Sometimes I think I need a 12-Step program, because I can get so wrapped in my games that I neglect other things. Like taking a shower and getting dressed.
But then, as addictions go, this is a fairly healthy one to have. After all, is it not a workout for the brain? That’s what I tell myself.
If only my other body parts were as well exercised. But that’s another story for another day.
I am not alone in my affinity for Words With Friends. According to an article in The Atlantic, Words with Friends is one of the most popular apps used by my midlife/boomer generation.
When I was a young girl I watched my mother do The New York Times Sunday crossword puzzle and eventually it became part of my Sunday morning routine as well. I love the challenge of word games. When Words With Friends became available as an app, I jumped on it — and it became an obsession.
I don’t profess to be an expert, but over time I have developed certain strategies that have been effective for me. If you are an advanced player these will seem a matter of course, but perhaps you will help me add on to this list.
Save your S tiles, and to a somewhat lesser extent, your R and D tiles.
They will come in handy with making a word plural or past tense
Look for possible suffixes: -ING, -ED, -IER, or prefixes: RE-. IN-,e.g.
These are valuable tools for enhancing an existing word.
Scrutinize the board for other opportunities.
For example, add A to moral to create amoral, or add A to toll to create atoll. Add Y to the end of miser for misery.
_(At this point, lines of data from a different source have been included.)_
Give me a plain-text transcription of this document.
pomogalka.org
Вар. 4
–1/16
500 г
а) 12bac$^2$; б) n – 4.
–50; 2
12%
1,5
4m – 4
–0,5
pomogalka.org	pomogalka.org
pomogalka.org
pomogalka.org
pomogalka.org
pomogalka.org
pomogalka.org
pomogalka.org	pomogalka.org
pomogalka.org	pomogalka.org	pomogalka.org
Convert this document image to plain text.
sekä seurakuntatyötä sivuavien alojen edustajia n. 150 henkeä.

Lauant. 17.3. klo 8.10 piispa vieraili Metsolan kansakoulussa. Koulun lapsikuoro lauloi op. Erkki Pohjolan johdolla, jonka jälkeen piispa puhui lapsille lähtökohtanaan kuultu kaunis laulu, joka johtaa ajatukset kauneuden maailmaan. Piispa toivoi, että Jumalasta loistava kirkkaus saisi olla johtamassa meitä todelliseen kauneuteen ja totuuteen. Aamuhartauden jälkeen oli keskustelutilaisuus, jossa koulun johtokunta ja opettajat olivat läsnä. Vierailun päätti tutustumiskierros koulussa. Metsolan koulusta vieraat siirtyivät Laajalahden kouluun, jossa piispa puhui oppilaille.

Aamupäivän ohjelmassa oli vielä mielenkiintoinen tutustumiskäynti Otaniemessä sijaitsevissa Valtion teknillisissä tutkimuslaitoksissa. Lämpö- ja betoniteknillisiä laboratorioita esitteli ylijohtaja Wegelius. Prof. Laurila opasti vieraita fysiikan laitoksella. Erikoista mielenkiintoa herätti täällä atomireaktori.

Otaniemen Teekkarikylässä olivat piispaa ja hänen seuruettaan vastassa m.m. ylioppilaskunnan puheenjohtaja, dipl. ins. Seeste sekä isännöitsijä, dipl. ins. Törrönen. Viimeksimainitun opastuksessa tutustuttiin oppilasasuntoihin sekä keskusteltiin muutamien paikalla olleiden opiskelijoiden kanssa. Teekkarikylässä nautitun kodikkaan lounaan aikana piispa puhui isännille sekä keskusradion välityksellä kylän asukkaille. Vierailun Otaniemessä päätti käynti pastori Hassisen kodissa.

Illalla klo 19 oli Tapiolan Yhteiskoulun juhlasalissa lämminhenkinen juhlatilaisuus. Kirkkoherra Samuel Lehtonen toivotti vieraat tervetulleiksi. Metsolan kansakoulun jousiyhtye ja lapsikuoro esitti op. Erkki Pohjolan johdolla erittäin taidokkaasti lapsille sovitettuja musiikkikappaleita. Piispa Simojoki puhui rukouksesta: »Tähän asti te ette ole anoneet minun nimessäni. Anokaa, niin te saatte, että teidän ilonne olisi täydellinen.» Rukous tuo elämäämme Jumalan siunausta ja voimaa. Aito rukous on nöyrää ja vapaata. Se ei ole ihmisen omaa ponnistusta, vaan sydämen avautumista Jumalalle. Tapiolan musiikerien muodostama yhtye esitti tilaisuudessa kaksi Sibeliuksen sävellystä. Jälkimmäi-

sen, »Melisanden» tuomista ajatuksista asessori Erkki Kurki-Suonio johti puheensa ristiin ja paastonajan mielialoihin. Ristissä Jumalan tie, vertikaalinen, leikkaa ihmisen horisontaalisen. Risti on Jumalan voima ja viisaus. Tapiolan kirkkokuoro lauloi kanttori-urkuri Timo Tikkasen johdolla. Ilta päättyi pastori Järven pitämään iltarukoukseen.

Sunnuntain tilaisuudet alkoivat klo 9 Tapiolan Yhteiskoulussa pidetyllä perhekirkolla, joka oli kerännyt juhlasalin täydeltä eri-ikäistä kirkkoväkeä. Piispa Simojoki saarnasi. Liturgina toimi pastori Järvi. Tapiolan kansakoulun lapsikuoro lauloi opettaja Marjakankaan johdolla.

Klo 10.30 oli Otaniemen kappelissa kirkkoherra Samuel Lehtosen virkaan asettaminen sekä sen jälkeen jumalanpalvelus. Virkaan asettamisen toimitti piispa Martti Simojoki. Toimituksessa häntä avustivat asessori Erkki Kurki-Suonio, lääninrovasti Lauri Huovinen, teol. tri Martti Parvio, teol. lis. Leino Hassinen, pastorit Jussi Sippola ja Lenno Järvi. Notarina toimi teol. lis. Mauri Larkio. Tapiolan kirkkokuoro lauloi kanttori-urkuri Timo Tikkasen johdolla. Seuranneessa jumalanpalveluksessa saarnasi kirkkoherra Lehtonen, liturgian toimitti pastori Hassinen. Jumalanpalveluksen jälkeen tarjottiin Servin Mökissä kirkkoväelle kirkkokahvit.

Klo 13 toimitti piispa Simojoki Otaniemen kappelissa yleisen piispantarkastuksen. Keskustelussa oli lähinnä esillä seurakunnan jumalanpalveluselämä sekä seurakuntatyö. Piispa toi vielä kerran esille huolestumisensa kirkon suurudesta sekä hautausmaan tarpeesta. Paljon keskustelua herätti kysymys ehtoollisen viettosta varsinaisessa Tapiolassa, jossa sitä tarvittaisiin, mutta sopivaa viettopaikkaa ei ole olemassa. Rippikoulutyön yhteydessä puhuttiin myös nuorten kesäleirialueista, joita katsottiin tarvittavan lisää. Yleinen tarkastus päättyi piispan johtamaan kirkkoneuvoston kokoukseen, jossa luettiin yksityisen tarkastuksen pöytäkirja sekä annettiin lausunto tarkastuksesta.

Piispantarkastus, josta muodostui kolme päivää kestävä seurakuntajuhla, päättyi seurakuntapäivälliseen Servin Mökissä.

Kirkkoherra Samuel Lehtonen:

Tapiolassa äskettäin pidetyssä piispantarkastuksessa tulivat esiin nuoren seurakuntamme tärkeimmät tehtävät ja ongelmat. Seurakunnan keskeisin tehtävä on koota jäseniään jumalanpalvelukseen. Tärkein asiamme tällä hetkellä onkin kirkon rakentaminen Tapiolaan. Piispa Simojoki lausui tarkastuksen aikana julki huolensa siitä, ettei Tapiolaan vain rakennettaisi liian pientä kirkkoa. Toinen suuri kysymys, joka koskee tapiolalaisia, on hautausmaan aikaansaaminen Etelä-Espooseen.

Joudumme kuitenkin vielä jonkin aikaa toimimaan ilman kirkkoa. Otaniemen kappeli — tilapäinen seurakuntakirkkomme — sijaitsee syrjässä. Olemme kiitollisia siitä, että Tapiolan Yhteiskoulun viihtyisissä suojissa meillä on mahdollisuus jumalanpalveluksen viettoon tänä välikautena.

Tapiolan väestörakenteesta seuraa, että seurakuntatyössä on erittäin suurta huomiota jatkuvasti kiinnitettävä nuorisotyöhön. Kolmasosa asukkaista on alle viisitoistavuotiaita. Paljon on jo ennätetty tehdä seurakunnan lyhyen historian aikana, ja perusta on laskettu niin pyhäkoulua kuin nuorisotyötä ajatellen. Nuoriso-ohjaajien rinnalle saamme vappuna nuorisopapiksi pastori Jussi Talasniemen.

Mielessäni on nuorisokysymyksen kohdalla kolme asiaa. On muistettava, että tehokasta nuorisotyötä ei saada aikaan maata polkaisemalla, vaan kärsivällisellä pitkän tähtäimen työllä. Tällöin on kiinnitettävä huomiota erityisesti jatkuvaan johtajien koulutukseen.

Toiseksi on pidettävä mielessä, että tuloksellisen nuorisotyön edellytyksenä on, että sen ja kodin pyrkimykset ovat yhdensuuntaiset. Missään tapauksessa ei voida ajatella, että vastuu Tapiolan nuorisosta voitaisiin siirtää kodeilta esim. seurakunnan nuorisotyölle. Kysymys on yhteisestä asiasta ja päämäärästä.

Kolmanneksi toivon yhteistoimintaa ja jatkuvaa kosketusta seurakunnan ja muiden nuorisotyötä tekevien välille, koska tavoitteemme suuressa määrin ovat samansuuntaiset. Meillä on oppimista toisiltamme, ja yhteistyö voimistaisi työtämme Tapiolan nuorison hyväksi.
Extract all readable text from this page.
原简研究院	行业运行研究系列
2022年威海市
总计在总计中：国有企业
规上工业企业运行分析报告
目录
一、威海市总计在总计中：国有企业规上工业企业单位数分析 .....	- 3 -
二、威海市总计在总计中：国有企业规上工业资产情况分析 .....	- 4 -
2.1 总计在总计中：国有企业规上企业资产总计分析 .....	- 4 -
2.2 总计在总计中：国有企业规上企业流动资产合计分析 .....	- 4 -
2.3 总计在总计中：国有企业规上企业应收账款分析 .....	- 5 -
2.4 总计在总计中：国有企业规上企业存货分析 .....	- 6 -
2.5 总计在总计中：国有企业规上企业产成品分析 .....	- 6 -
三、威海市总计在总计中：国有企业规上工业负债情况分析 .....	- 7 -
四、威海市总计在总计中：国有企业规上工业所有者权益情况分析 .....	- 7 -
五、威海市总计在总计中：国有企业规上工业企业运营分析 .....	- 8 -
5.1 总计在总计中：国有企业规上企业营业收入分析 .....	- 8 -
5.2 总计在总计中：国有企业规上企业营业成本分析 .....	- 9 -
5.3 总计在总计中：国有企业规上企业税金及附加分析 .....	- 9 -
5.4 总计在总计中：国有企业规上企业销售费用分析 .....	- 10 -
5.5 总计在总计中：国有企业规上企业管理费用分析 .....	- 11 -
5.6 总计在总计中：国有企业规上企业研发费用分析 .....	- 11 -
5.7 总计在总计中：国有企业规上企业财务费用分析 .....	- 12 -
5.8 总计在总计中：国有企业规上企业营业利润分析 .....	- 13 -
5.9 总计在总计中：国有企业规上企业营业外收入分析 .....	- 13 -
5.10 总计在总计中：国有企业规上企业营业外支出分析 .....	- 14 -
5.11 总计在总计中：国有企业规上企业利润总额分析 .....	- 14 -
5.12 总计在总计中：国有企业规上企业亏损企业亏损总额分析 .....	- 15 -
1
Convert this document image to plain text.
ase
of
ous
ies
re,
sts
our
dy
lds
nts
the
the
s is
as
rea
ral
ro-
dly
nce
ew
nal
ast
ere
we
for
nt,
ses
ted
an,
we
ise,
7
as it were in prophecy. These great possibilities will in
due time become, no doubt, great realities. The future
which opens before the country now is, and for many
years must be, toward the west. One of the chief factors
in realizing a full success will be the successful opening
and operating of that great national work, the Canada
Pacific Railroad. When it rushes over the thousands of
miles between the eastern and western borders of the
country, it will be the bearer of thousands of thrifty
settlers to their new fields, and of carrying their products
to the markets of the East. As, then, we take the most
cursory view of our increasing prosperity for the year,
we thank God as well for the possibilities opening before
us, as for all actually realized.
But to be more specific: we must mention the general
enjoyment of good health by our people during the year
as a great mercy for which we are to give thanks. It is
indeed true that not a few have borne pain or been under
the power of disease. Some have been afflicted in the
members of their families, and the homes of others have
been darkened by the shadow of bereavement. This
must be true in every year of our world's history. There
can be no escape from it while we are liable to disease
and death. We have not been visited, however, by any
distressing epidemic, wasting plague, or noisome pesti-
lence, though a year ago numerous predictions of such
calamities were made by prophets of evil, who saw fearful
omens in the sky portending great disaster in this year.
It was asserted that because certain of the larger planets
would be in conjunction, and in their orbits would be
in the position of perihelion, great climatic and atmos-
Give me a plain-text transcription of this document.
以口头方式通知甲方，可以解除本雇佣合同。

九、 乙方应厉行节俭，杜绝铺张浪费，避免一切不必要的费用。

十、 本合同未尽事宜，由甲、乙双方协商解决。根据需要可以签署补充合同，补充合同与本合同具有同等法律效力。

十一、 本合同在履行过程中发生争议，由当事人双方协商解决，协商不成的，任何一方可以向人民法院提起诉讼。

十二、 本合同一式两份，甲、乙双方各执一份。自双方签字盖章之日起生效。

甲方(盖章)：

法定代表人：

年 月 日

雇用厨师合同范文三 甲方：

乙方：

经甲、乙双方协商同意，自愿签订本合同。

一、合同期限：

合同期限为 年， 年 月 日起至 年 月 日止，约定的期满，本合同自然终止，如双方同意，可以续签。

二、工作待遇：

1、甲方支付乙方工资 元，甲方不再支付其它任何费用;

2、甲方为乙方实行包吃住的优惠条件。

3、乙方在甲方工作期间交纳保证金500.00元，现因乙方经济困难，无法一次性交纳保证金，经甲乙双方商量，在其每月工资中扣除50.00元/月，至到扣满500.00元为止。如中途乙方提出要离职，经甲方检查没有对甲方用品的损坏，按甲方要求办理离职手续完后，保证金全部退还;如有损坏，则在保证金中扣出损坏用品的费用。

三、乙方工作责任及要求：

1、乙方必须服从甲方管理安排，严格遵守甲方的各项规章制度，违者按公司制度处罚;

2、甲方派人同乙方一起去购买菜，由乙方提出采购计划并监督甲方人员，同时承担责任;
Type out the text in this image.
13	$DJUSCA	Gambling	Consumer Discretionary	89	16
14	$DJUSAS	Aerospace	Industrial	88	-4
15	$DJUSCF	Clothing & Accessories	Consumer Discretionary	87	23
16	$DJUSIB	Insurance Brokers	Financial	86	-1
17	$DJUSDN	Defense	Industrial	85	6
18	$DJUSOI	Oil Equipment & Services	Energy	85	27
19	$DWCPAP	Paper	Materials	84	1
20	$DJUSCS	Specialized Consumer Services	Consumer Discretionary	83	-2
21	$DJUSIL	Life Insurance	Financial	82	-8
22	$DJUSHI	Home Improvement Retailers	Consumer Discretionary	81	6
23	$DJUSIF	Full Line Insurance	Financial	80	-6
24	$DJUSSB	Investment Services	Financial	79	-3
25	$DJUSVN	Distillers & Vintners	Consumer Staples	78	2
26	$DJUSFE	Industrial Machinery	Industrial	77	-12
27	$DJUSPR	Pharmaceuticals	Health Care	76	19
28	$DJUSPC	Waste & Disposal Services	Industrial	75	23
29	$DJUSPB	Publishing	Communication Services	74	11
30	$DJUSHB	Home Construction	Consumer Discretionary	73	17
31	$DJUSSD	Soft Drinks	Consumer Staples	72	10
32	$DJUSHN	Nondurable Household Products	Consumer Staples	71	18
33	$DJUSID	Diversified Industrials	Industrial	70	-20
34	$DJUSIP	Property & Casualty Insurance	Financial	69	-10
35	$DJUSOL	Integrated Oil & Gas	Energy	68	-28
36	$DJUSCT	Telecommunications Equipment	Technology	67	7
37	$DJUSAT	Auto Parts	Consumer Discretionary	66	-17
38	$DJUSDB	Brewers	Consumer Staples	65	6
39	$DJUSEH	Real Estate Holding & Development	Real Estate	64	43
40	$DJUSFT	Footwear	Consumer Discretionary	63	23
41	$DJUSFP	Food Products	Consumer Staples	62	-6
If you are the one to open the game, get rid of low-points letters.
That said, if you can make a double word on the opening move, do so only if the point score is worth it. I wouldn’t do it for less than 20 points.
Never use your best tiles on an opening move.
The point score just won’t justify it. Save them for a bonus square.
Down to one consonant and six vowels? Time to swap.
If you must swap for other reasons, always keep at least one vowel and one consonant in your possession.
Get rid of Is, Us and Vs.
They’re hardest to place.
Minimize your opponent’s opportunities to take advantage of a triple word score. Assume that your opponent will have the final letter — an S or Y, e.g. — when you are considering a move that will open up the triple word opportunity.
Check the status of the high points letters.
When my game has about 20 letters left to play, I do a quick inventory of the high scoring letters – X, J, Q and Z. Have they been played? If not, I want to make sure I am not leaving a high scoring opportunity open in case my opponent has one of them.
And if you have one of them, don’t get stuck.
If you have an X., J, Q or Z, use it or get rid of it if you are down to 10 letters. Too many games are lost because you are left hanging with one of these.
Learn the language: Words With Friends-ese.
A good vocabulary is your best friend, but also be aware of the two- and three-letter words common in Words With Friends: QI, ZA, SUQ, QUA, RAJ, HAJ.
Are there other strategies that work well for you?